Xi Compiler

A fully functional compiler written from scratch.

In the context of a practical application project for my Advanced Compiler Construction course, I collaborated within a team comprising four members, where our primary endeavor was to architect and build a bespoke compiler utilizing the Java programming language. The compiler we developed was purposefully designed to take as input the source code written in Xi, a programming language that bears resemblance to C in its imperative, statically typed, and procedural paradigm. The final output our compiler produced was an executable following the x86 architecture specifications.

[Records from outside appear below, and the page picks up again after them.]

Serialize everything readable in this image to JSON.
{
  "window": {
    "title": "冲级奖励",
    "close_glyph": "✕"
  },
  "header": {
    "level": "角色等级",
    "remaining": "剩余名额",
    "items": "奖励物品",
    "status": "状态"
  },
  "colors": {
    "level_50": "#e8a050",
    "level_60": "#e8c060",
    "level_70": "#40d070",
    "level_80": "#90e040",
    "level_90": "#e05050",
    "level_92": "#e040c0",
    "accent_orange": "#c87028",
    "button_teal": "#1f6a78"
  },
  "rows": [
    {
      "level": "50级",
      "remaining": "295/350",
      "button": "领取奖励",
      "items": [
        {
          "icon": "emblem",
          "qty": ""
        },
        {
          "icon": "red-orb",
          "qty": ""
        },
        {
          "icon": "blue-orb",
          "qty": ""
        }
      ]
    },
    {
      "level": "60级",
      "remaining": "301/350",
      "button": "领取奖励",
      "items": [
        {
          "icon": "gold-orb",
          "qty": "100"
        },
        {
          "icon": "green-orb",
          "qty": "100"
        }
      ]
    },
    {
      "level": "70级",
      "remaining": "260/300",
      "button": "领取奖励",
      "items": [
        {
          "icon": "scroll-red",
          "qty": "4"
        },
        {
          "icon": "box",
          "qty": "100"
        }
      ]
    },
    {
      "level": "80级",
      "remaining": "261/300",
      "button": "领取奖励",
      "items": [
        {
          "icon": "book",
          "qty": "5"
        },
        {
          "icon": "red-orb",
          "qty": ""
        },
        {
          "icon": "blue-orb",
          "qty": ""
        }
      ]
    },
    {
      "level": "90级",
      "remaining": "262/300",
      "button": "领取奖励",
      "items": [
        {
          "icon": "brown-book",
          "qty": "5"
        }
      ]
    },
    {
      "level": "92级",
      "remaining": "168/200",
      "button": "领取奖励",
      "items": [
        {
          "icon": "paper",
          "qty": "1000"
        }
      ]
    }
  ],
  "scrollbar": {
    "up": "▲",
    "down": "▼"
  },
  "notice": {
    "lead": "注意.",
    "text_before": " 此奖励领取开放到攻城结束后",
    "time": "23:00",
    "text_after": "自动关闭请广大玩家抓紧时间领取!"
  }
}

The entire compiler’s design and development was executed from the ground up, comprising an array of integral components. These fundamental units, namely the lexical analyzer (or lexer), the syntax analyzer (or parser), the intermediate representation (IR) generator, and the code generator, were all coded from scratch. Each constituent part played a pivotal role in the conversion process, starting from the source code to the final executable file.

The first part of the translation process, the lexer, was developed using the Construction of Useful Parsers (CUP) generator applied to a tailor-made grammar file. The purpose of the lexer in the context of compiler design is to analyze the incoming stream of characters from the source code and convert them into a meaningful set of tokens based on the given grammar rules. These tokens are semantic units like identifiers, keywords, operators, and other syntax elements.

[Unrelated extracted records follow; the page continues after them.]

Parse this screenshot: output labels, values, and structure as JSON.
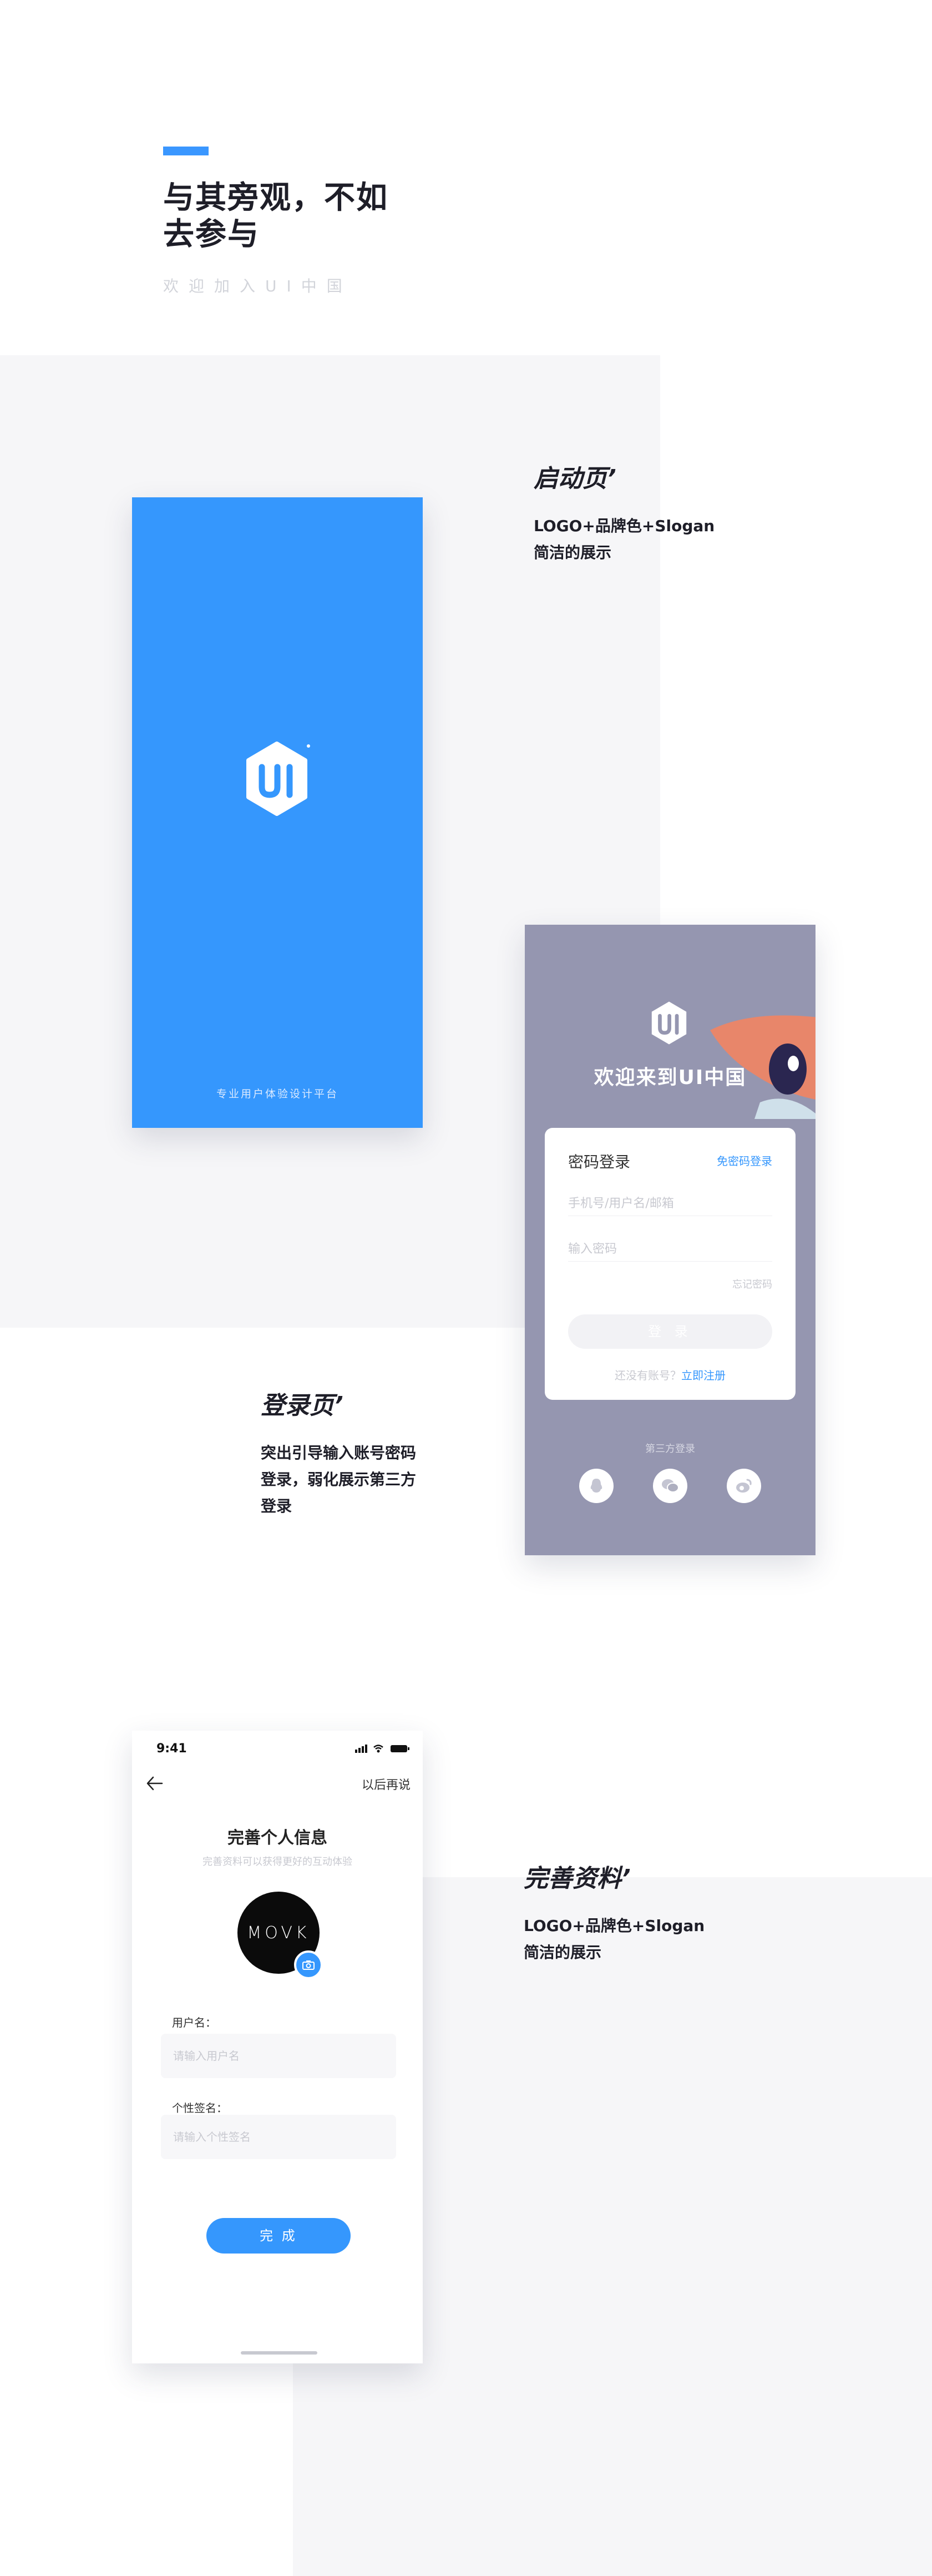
{
  "hero": {
    "title_line1": "与其旁观，不如",
    "title_line2": "去参与",
    "subtitle": "欢迎加入UI中国"
  },
  "sections": {
    "splash": {
      "title": "启动页’",
      "desc_line1": "LOGO+品牌色+Slogan",
      "desc_line2": "简洁的展示"
    },
    "login": {
      "title": "登录页’",
      "desc_line1": "突出引导输入账号密码",
      "desc_line2": "登录，弱化展示第三方",
      "desc_line3": "登录"
    },
    "profile": {
      "title": "完善资料’",
      "desc_line1": "LOGO+品牌色+Slogan",
      "desc_line2": "简洁的展示"
    }
  },
  "splash_screen": {
    "logo_text": "UI",
    "slogan": "专业用户体验设计平台"
  },
  "login_screen": {
    "logo_text": "UI",
    "welcome": "欢迎来到UI中国",
    "card_title": "密码登录",
    "alt_login": "免密码登录",
    "account_placeholder": "手机号/用户名/邮箱",
    "password_placeholder": "输入密码",
    "forgot": "忘记密码",
    "login_button": "登 录",
    "register_prompt": "还没有账号？",
    "register_link": "立即注册",
    "third_party_label": "第三方登录",
    "third_party": [
      "qq-icon",
      "wechat-icon",
      "weibo-icon"
    ]
  },
  "profile_screen": {
    "time": "9:41",
    "skip": "以后再说",
    "title": "完善个人信息",
    "subtitle": "完善资料可以获得更好的互动体验",
    "avatar_text": "MOVK",
    "username_label": "用户名：",
    "username_placeholder": "请输入用户名",
    "signature_label": "个性签名：",
    "signature_placeholder": "请输入个性签名",
    "done_button": "完 成"
  },
  "colors": {
    "accent": "#3597fd",
    "login_bg": "#9596b0",
    "page_gray": "#f6f6f8"
  }
}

Upon successful lexical analysis, the resultant tokens are forwarded to the parser, which acts as the second step in the translation pipeline. Here, the parser assumes the responsibility of analyzing the token stream provided by the lexer to ensure its conformance with the specified grammar. This grammatical check involves building an Abstract Syntax Tree (AST) that encapsulates the hierarchical relationship among various tokens. The tree is then converted into an intermediate representation (IR), a lower-level, platform-independent data format.

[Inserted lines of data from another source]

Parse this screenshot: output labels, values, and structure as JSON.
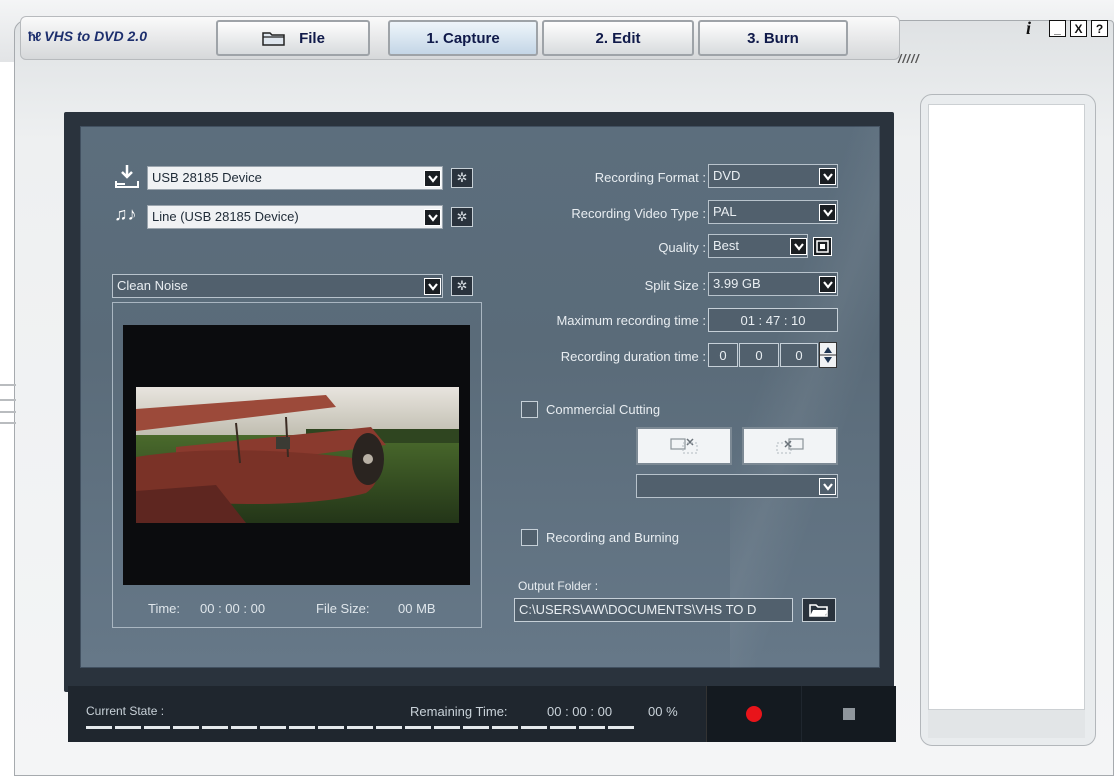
{
  "app": {
    "title": "VHS to DVD 2.0",
    "logo_mark": "ħℓ"
  },
  "tabs": {
    "file": "File",
    "capture": "1. Capture",
    "edit": "2. Edit",
    "burn": "3. Burn"
  },
  "window_controls": {
    "info": "i",
    "minimize": "_",
    "close": "X",
    "help": "?"
  },
  "devices": {
    "video": "USB 28185 Device",
    "audio": "Line (USB 28185 Device)",
    "filter": "Clean Noise"
  },
  "preview": {
    "time_label": "Time:",
    "time_value": "00 : 00 : 00",
    "size_label": "File Size:",
    "size_value": "00 MB"
  },
  "settings": {
    "format_label": "Recording Format :",
    "format_value": "DVD",
    "video_type_label": "Recording Video Type :",
    "video_type_value": "PAL",
    "quality_label": "Quality :",
    "quality_value": "Best",
    "split_label": "Split Size :",
    "split_value": "3.99 GB",
    "max_time_label": "Maximum recording time :",
    "max_time_value": "01 : 47 : 10",
    "duration_label": "Recording duration time :",
    "duration_h": "0",
    "duration_m": "0",
    "duration_s": "0"
  },
  "commercial": {
    "label": "Commercial Cutting"
  },
  "burning": {
    "label": "Recording and Burning"
  },
  "output": {
    "label": "Output Folder :",
    "path": "C:\\USERS\\AW\\DOCUMENTS\\VHS TO D"
  },
  "status": {
    "state_label": "Current State :",
    "remaining_label": "Remaining Time:",
    "remaining_value": "00 : 00 : 00",
    "percent": "00 %"
  },
  "colors": {
    "record": "#e8141a",
    "panel": "#5c6e7d",
    "frame": "#2a333d"
  }
}
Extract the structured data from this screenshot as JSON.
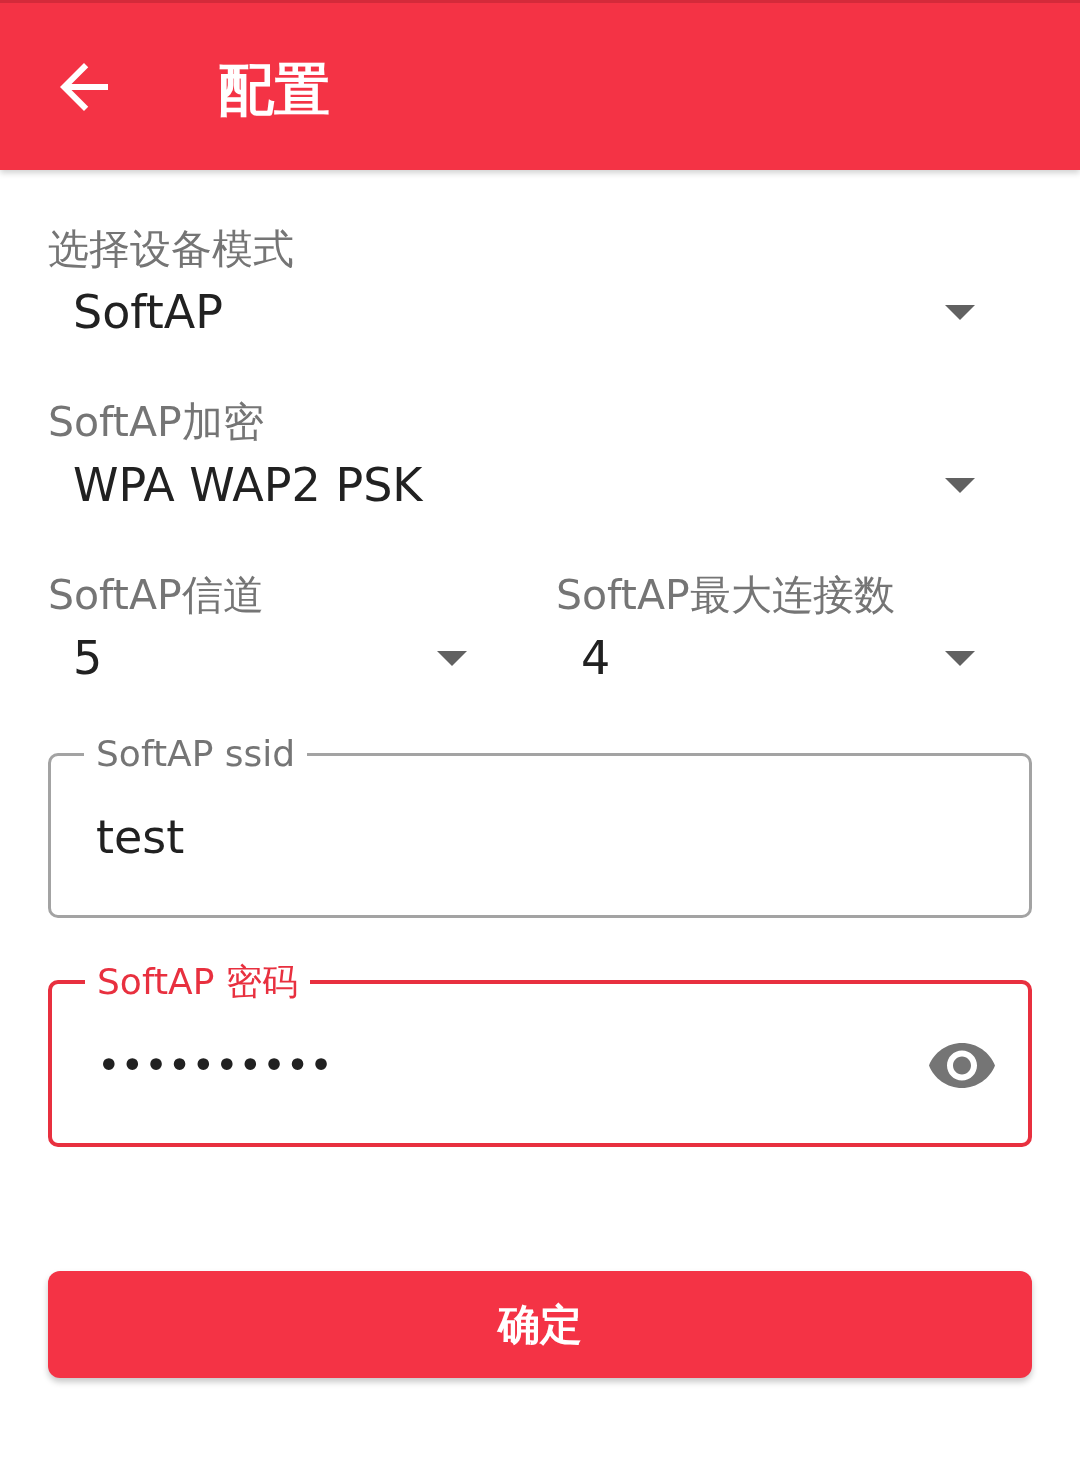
{
  "app_bar": {
    "title": "配置"
  },
  "selects": [
    {
      "items": [
        {
          "label": "选择设备模式",
          "value": "SoftAP"
        }
      ]
    },
    {
      "items": [
        {
          "label": "SoftAP加密",
          "value": "WPA WAP2 PSK"
        }
      ]
    },
    {
      "items": [
        {
          "label": "SoftAP信道",
          "value": "5"
        },
        {
          "label": "SoftAP最大连接数",
          "value": "4"
        }
      ]
    }
  ],
  "text_fields": [
    {
      "kind": "text",
      "label": "SoftAP ssid",
      "value": "test",
      "focused": false
    },
    {
      "kind": "password",
      "label": "SoftAP 密码",
      "value": "••••••••••",
      "focused": true
    }
  ],
  "confirm_button": {
    "label": "确定"
  }
}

The generated IR is designed using our custom data structures, providing a more manageable format for optimizing and generating the target code. An essential optimization technique, constant folding, is deployed at this stage. This method focuses on identifying and computing at compile-time the expressions in the code that are constant, thereby eliminating the need for their unnecessary evaluation during runtime, consequently leading to an improvement in the execution efficiency.

Finally, the IR is passed on to the last component in the translation process, the code generator. This module interprets the optimized IR to output a code that is compliant with the targeted machine architecture, in this case, x86. The code generator also runs additional optimization techniques to further improve the code’s performance and efficiency. As a result, the final product of this intricate process is an executable file that accurately reflects the initial Xi source code while adhering to the efficiency and optimization principles of advanced compiler construction.

Regrettably, due to Cornell’s rules on academic integrity, the source code isn’t accessible to the general public.